Ameliyathanelerin durumu içler acısı. İstanbul’daki yaklaşık 26 kalp-damar cerrahisi merkezinin en az 20sinin ruhsatı uluslar arası standartlara uymadıkları için iptal edilmeli.

Devletin sağlığa ayırdığı % 5lik bütçenin % 80'i ilaca gidiyor. Ancak Türkiye’de ilaçla ilgili bir tasarrufa gitmek imkânsız. Çünkü bir anda karşınızda ciddi devleri bulursunuz. Ayrıca pek çok hekim yazdığı her reçeteden ilaç şirketi tarafından prim aldığı için, bu sistemi yıkmak zor.

Daha uygun fiyatlı muadili olmasına rağmen ilaç şirketinden para alan doktor pahalı ilaçları hastaya aldırıyor.

Özel hastanelerde doktorun hastayı kurtarmak için elinden geleni yapması, hasta cebinden ek para ödemediği sürece imkânsız.

Herşeye göz yumuluyor. Denetim yapılmıyor; göstermelik yapılan denetimlerde ise sadece cihazlara, odalara, tuvaletlere bakılıyor .

İnsanlar ölsün ki daha çok kazanalım" diyen doktorlar

Artık bütün vatandaşlar özel hastanelerden yararlanabiliyor!

Özellikle yıllardır SSK ve Devlet Hastanesi kuyruklarında sürünen vatandaşlar, artık en lüks özel hastanelerde ameliyat bile olabiliyorlar! Bu olanak, sosyal güvencesi olan vatandaşı mutlu ediyor. Ama hiçbiri, hastanelerde kendileri için en kalitesiz malzemelerin kullanıldığını bilmiyor.

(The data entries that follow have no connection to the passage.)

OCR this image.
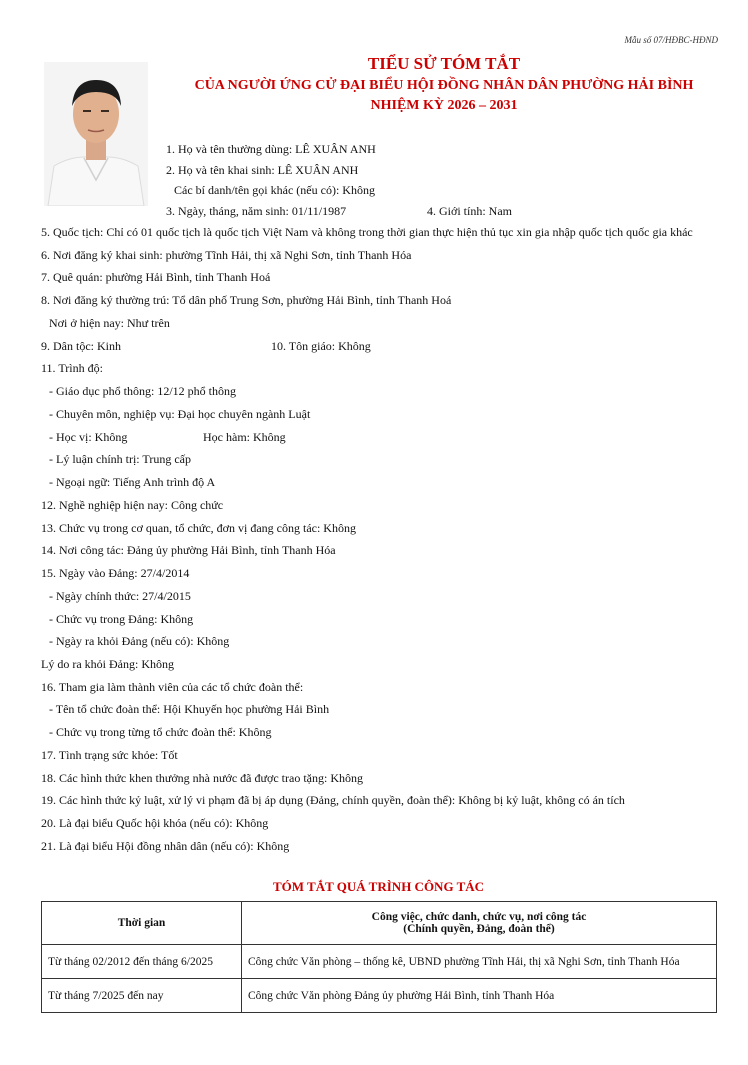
Mẫu số 07/HĐBC-HĐND
TIỂU SỬ TÓM TẮT
CỦA NGƯỜI ỨNG CỬ ĐẠI BIỂU HỘI ĐỒNG NHÂN DÂN PHƯỜNG HẢI BÌNH
NHIỆM KỲ 2026 – 2031
1. Họ và tên thường dùng: LÊ XUÂN ANH
2. Họ và tên khai sinh: LÊ XUÂN ANH
Các bí danh/tên gọi khác (nếu có): Không
3. Ngày, tháng, năm sinh: 01/11/1987	4. Giới tính: Nam
5. Quốc tịch: Chỉ có 01 quốc tịch là quốc tịch Việt Nam và không trong thời gian thực hiện thủ tục xin gia nhập quốc tịch quốc gia khác
6. Nơi đăng ký khai sinh: phường Tĩnh Hải, thị xã Nghi Sơn, tỉnh Thanh Hóa
7. Quê quán: phường Hải Bình, tỉnh Thanh Hoá
8. Nơi đăng ký thường trú: Tổ dân phố Trung Sơn, phường Hải Bình, tỉnh Thanh Hoá
Nơi ở hiện nay: Như trên
9. Dân tộc: Kinh	10. Tôn giáo: Không
11. Trình độ:
- Giáo dục phổ thông: 12/12 phổ thông
- Chuyên môn, nghiệp vụ: Đại học chuyên ngành Luật
- Học vị: Không	Học hàm: Không
- Lý luận chính trị: Trung cấp
- Ngoại ngữ: Tiếng Anh trình độ A
12. Nghề nghiệp hiện nay: Công chức
13. Chức vụ trong cơ quan, tổ chức, đơn vị đang công tác: Không
14. Nơi công tác: Đảng ủy phường Hải Bình, tỉnh Thanh Hóa
15. Ngày vào Đảng: 27/4/2014
- Ngày chính thức: 27/4/2015
- Chức vụ trong Đảng: Không
- Ngày ra khỏi Đảng (nếu có): Không
Lý do ra khỏi Đảng: Không
16. Tham gia làm thành viên của các tổ chức đoàn thể:
- Tên tổ chức đoàn thể: Hội Khuyến học phường Hải Bình
- Chức vụ trong từng tổ chức đoàn thể: Không
17. Tình trạng sức khỏe: Tốt
18. Các hình thức khen thưởng nhà nước đã được trao tặng: Không
19. Các hình thức kỷ luật, xử lý vi phạm đã bị áp dụng (Đảng, chính quyền, đoàn thể): Không bị kỷ luật, không có án tích
20. Là đại biểu Quốc hội khóa (nếu có): Không
21. Là đại biểu Hội đồng nhân dân (nếu có): Không
TÓM TẮT QUÁ TRÌNH CÔNG TÁC
Thời gian	Công việc, chức danh, chức vụ, nơi công tác
(Chính quyền, Đảng, đoàn thể)

Từ tháng 02/2012 đến tháng 6/2025	Công chức Văn phòng – thống kê, UBND phường Tĩnh Hải, thị xã Nghi Sơn, tỉnh Thanh Hóa
Từ tháng 7/2025 đến nay	Công chức Văn phòng Đảng ủy phường Hải Bình, tỉnh Thanh Hóa
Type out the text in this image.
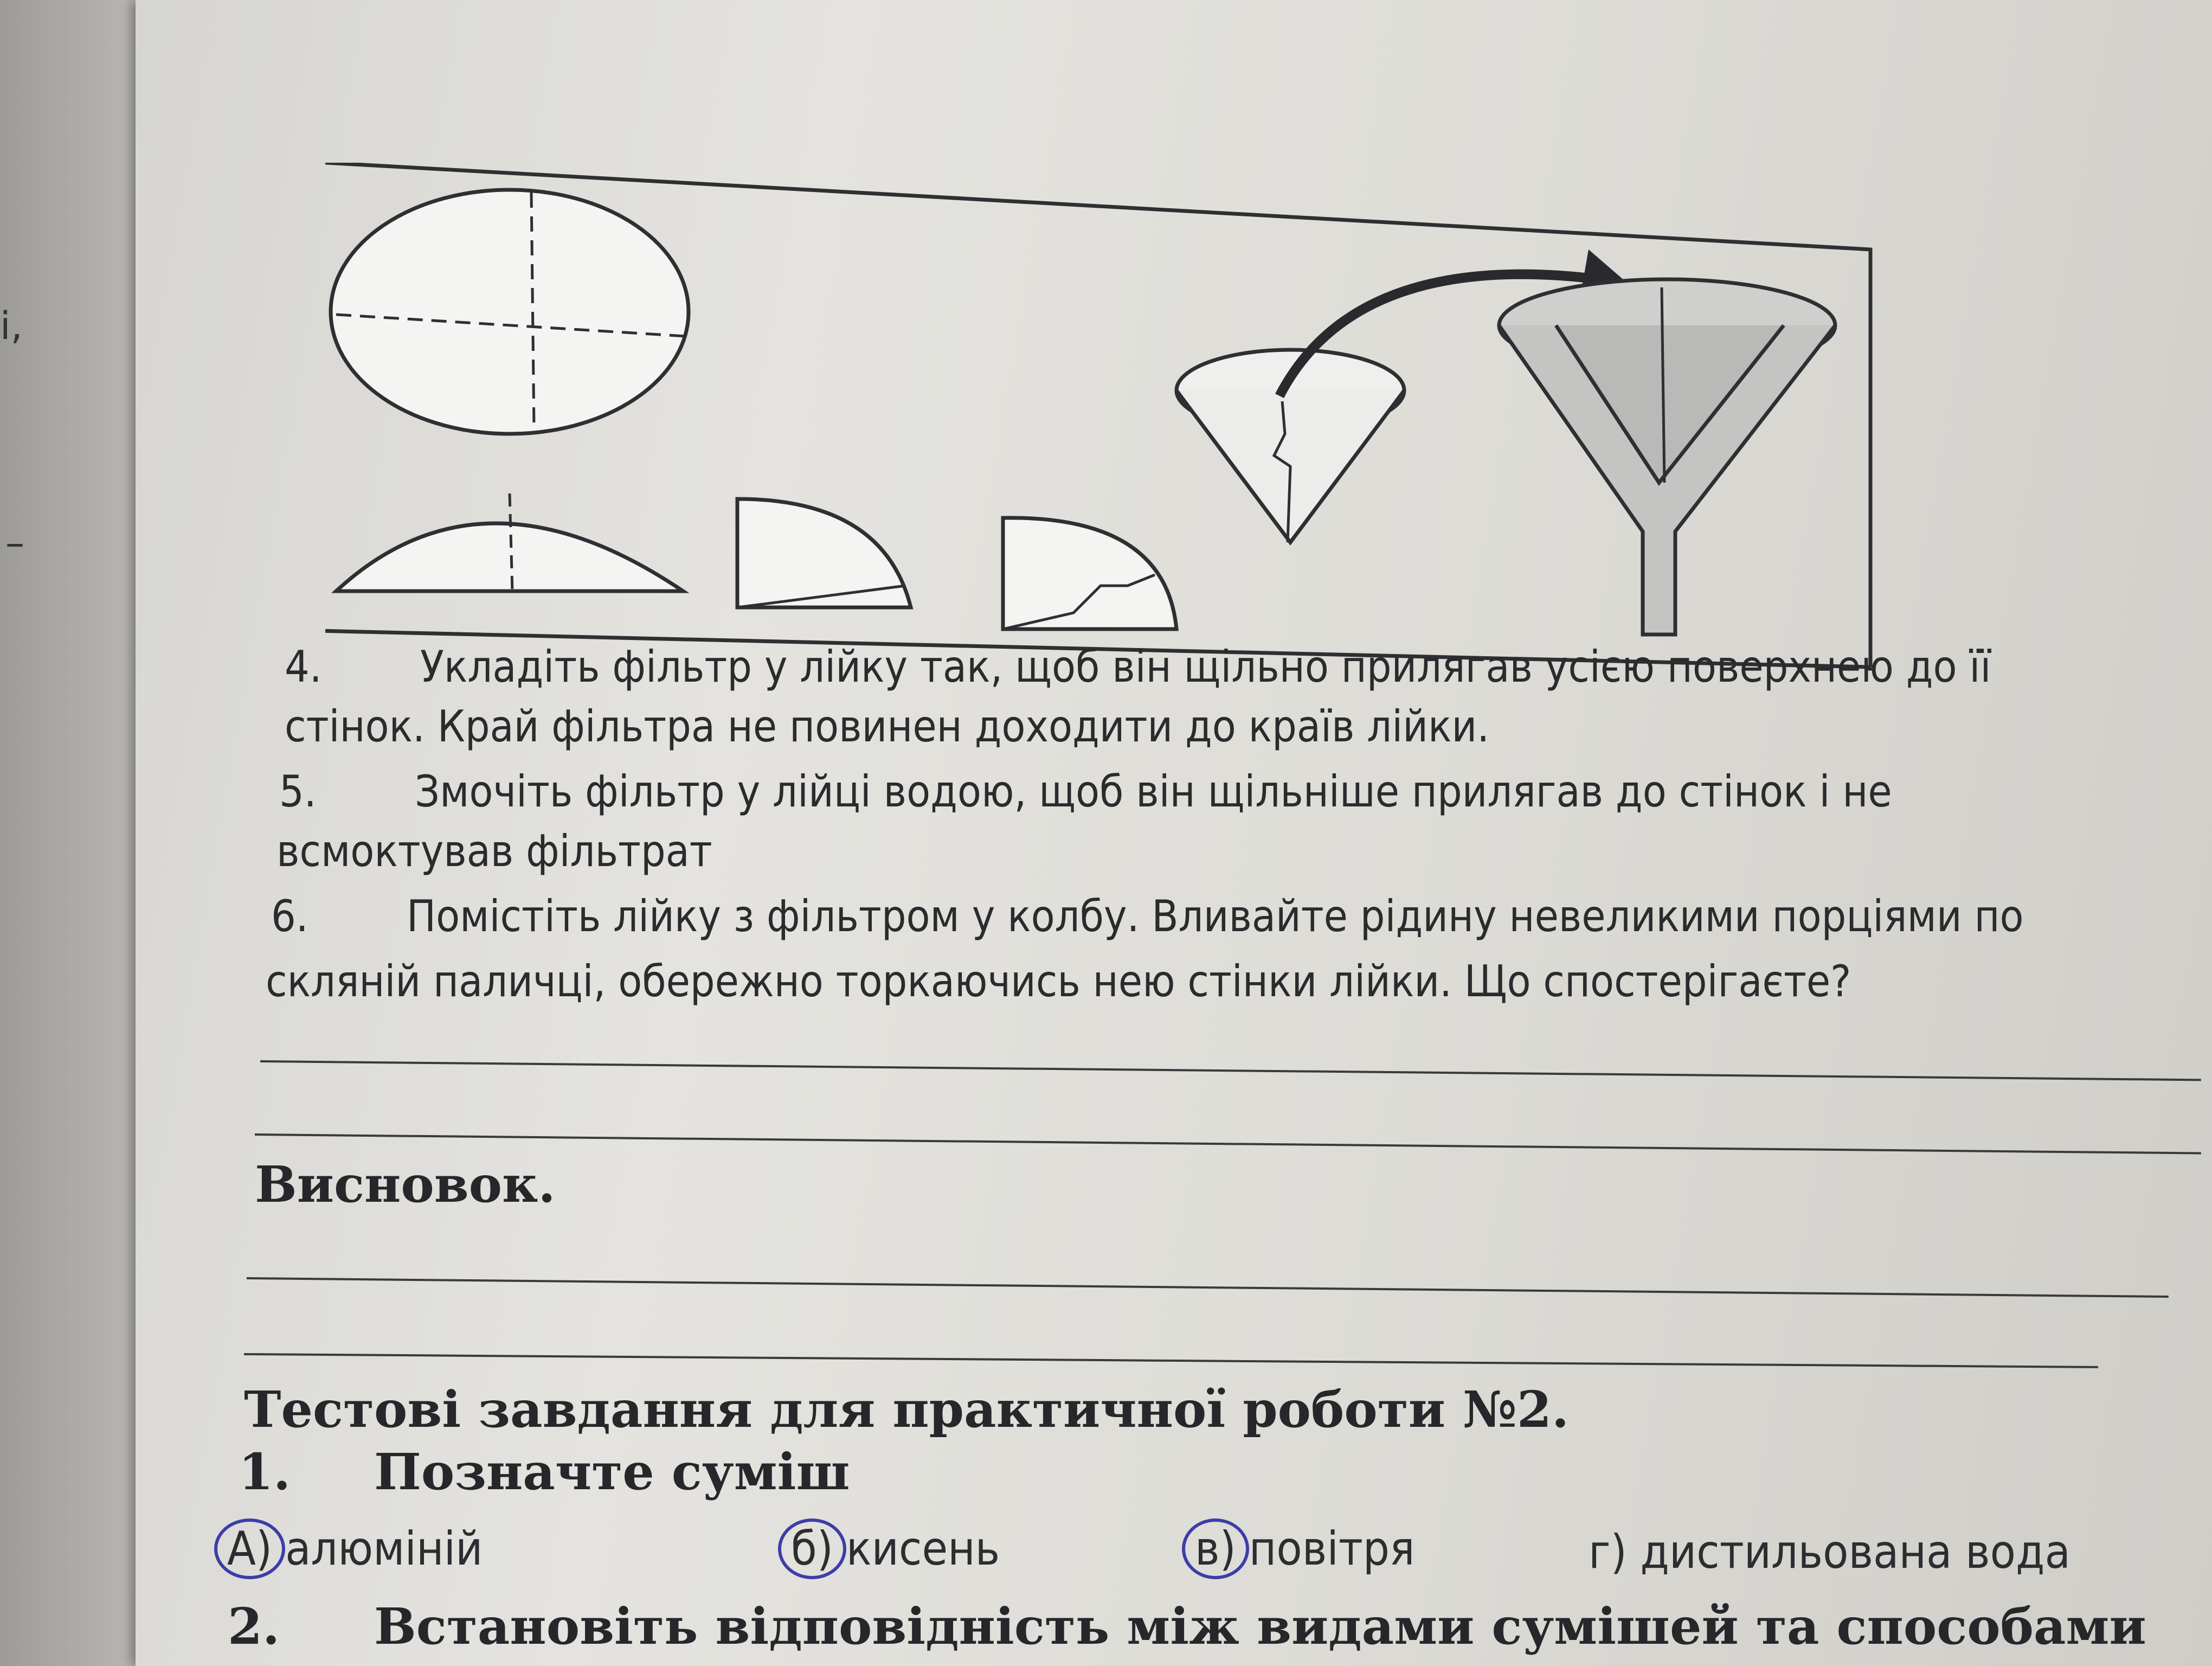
і,
–
4. Укладіть фільтр у лійку так, щоб він щільно прилягав усією поверхнею до її
стінок. Край фільтра не повинен доходити до країв лійки.
5. Змочіть фільтр у лійці водою, щоб він щільніше прилягав до стінок і не
всмоктував фільтрат
6. Помістіть лійку з фільтром у колбу. Вливайте рідину невеликими порціями по
скляній паличці, обережно торкаючись нею стінки лійки. Що спостерігаєте?
Висновок.
Тестові завдання для практичної роботи №2.
1. Позначте суміш
А) алюміній	б) кисень	в) повітря	г) дистильована вода
2. Встановіть відповідність між видами сумішей та способами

Bunu bilen, özel hastanelerde bu uygulamalara tanık olan ve hatta kalitesiz malzemelerle ameliyat yapıp vicdan azabı çeken bazı hekimler, korkuyor. Hem ameliyat ettikleri hastaların ölmesinden hem de bu gerçeği kamuoyuyla paylaşmaktan. Çünkü işlerini kaybedebilirler ve bir daha asla hiçbir yerde iş bulamazlar. Dahası yargılanıp mahkum edilebilirler. Yani bir yanda Hipokrat yeminine uygun çalışmak isteyen doktorlar, öte yanda daha iyi yaşamak için "Hastalar ölsün ki daha çok kazanalım" diyen doktorlar...

Daha çok kazanma duygusunun hekim dünyasında ağırlık kazanmış olduğunu belirtiyor namuslu olanları. Durumdan çok rahatsızlar. Bu nedenle isimlerini vermeden anlatıyorlar. Bunların kısmen bilindiğini söylüyorlar ve kamuoyunun bütün yapılanları bilmesini istiyorlar.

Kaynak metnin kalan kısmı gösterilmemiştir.